What we do know is that every time a country/society tried implementing socialist/communist solutions to capitalism-induced problems, the results were exceptional. Look at Finland's homelessness statistics. Look at Baltimore and it's crime rates. Every single time a 4-day work week was tested anywhere on the planet, it was touted a massive success that boosted productivity and happiness of employees. Etc., etc., etc.
It's easy to get good results with capital from capitalist system and throw it into welfare. But you are taking about communism as a core system.
We don't see good examples of it because it fails incredibly fast, and then leaders who tried to build communism understand it, but aren't willing to acknowledge mistake because they will lose power. Thus, they continue to build autocracy.
If communism as economic system works, we first need to prove it as successful PLC of a smaller scale, such as a company that produces something being fully community led from the inside using communist principles, and for such company to be able to compete on the market.
I'll link to my other reply somewhere in here so as to not repeat myself: CLICK.
TL;DR: nobody has yet tried to actually build communism. Every single major instance (USSR, China, NK) where - regardless of beginnings - ultimately turned into totalitarianisms/authoritarianisms before any communist principles could take root.
Oh but they did try.
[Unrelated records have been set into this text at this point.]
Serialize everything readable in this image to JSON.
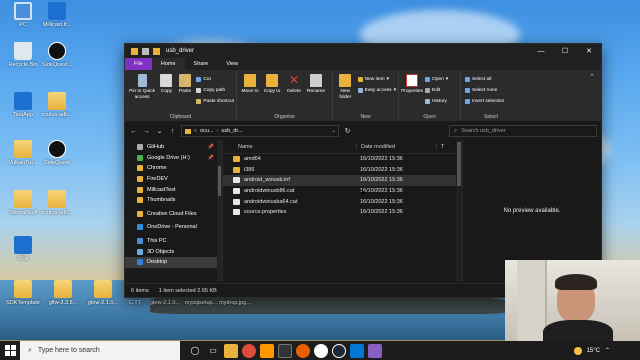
{
  "colors": {
    "file_tab": "#8130c4",
    "window_bg": "#191919",
    "ribbon_bg": "#2b2b2b",
    "folder": "#e8b23c",
    "taskbar": "#1c1c1c"
  },
  "desktop": {
    "icons": [
      {
        "label": "PC",
        "icon": "pc-icon"
      },
      {
        "label": "Millicast.fr...",
        "icon": "app-icon"
      },
      {
        "label": "Recycle Bin",
        "icon": "recycle-bin-icon"
      },
      {
        "label": "SideQuest...",
        "icon": "sidequest-icon"
      },
      {
        "label": "TestApp",
        "icon": "app-icon"
      },
      {
        "label": "oculus-adb...",
        "icon": "folder-icon"
      },
      {
        "label": "VulkanTut...",
        "icon": "folder-icon"
      },
      {
        "label": "SideQuest",
        "icon": "sidequest-icon"
      },
      {
        "label": "TutorialStuff",
        "icon": "folder-icon"
      },
      {
        "label": "oculus-adb...",
        "icon": "folder-icon"
      },
      {
        "label": "KFis",
        "icon": "app-icon"
      },
      {
        "label": "SDKTemplate",
        "icon": "folder-icon"
      },
      {
        "label": "glfw-3.3.8...",
        "icon": "folder-icon"
      },
      {
        "label": "glew-2.1.0...",
        "icon": "folder-icon"
      },
      {
        "label": "C.TT",
        "icon": "document-icon"
      },
      {
        "label": "glew-2.1.0...",
        "icon": "folder-icon"
      },
      {
        "label": "mysqlsetup...",
        "icon": "document-icon"
      },
      {
        "label": "mydrop.jpg...",
        "icon": "document-icon"
      }
    ]
  },
  "window": {
    "title": "usb_driver",
    "controls": {
      "minimize": "—",
      "maximize": "☐",
      "close": "✕"
    },
    "menu": {
      "file": "File",
      "home": "Home",
      "share": "Share",
      "view": "View"
    },
    "ribbon": {
      "clipboard": {
        "label": "Clipboard",
        "pin": "Pin to Quick access",
        "copy": "Copy",
        "paste": "Paste",
        "cut": "Cut",
        "copy_path": "Copy path",
        "paste_shortcut": "Paste shortcut"
      },
      "organise": {
        "label": "Organise",
        "move_to": "Move to",
        "copy_to": "Copy to",
        "delete": "Delete",
        "rename": "Rename"
      },
      "new": {
        "label": "New",
        "new_folder": "New folder",
        "new_item": "New item",
        "easy_access": "Easy access"
      },
      "open": {
        "label": "Open",
        "properties": "Properties",
        "open": "Open",
        "edit": "Edit",
        "history": "History"
      },
      "select": {
        "label": "Select",
        "select_all": "Select all",
        "select_none": "Select none",
        "invert": "Invert selection"
      }
    },
    "address": {
      "back": "←",
      "forward": "→",
      "recent": "⌄",
      "up": "↑",
      "crumbs": [
        "ocu...",
        "usb_dr..."
      ],
      "search_placeholder": "Search usb_driver"
    },
    "nav": [
      {
        "label": "GitHub",
        "pinned": true
      },
      {
        "label": "Google Drive (H:)",
        "pinned": true
      },
      {
        "label": "Chrome",
        "pinned": false
      },
      {
        "label": "FireDEV",
        "pinned": false
      },
      {
        "label": "MillcastTest",
        "pinned": false
      },
      {
        "label": "Thumbnails",
        "pinned": false
      },
      {
        "label": "Creative Cloud Files",
        "pinned": false
      },
      {
        "label": "OneDrive - Personal",
        "pinned": false
      },
      {
        "label": "This PC",
        "pinned": false
      },
      {
        "label": "3D Objects",
        "pinned": false
      },
      {
        "label": "Desktop",
        "pinned": false
      }
    ],
    "columns": {
      "name": "Name",
      "date": "Date modified",
      "type": "T"
    },
    "files": [
      {
        "name": "amd64",
        "date": "16/10/2022 15:36",
        "kind": "folder"
      },
      {
        "name": "i386",
        "date": "16/10/2022 15:36",
        "kind": "folder"
      },
      {
        "name": "android_winusb.inf",
        "date": "16/10/2022 15:36",
        "kind": "file"
      },
      {
        "name": "androidwinusb86.cat",
        "date": "16/10/2022 15:36",
        "kind": "file"
      },
      {
        "name": "androidwinusba64.cat",
        "date": "16/10/2022 15:36",
        "kind": "file"
      },
      {
        "name": "source.properties",
        "date": "16/10/2022 15:36",
        "kind": "file"
      }
    ],
    "selected_file_index": 2,
    "preview_text": "No preview available.",
    "status": {
      "items": "6 items",
      "selected": "1 item selected  2.65 KB"
    }
  },
  "taskbar": {
    "search_placeholder": "Type here to search",
    "weather": "15°C"
  }
}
You just prefer to ignore it, but soviet union did attempt different tricks from the communist rulebook - moneyless society was tried and failed, so they had to fall back to working practices from capitalist rulebook and promise the people "communism in the brighter future".
Same way communism was tried in Makhnovschina, Gulyay Pole (south-eastern Ukraine). Stateless, anarchy driven flavour of such. USSR killed all of them and then killed everyone who visited the funeral, btw, so they were afraid of them A LOT. What can we learn from anarchy? That Ukrainian farmers who were not forced into communist state preferred to have monetary relationships :-)
What are you talking about? They always had money. The reform you mention was the return to basing the value of their currency on gold to stabilise it against inflation.
(something, btw, most capitalist states have moved away from nowadays)
Check out Mondragon and similar companies.
Yes, but how they compare to the rest of the market competitively?
Command-economy communism is an absolute joke and a terrible idea.
I agree, but very large corporations (like WalMart and Amazon with high levels of vertical integration and revenue greater than the GDP of many countries) are kind of like a command-economies and "work" (for the shareholders). So, I think command-economies can work, but the question is for whom.
It really depends. China is winning the race on sustainable energy because it's treating it the way the US treated the Space Race after Sputnik.
And we are seeing how market economies go, the the outcome is dire.
I don't know what works, but obviously neither do you. Neither do our elected representatives who are captured by interests to return to monarchy (which can command the economy).
So that's, just, like, your opinion, man.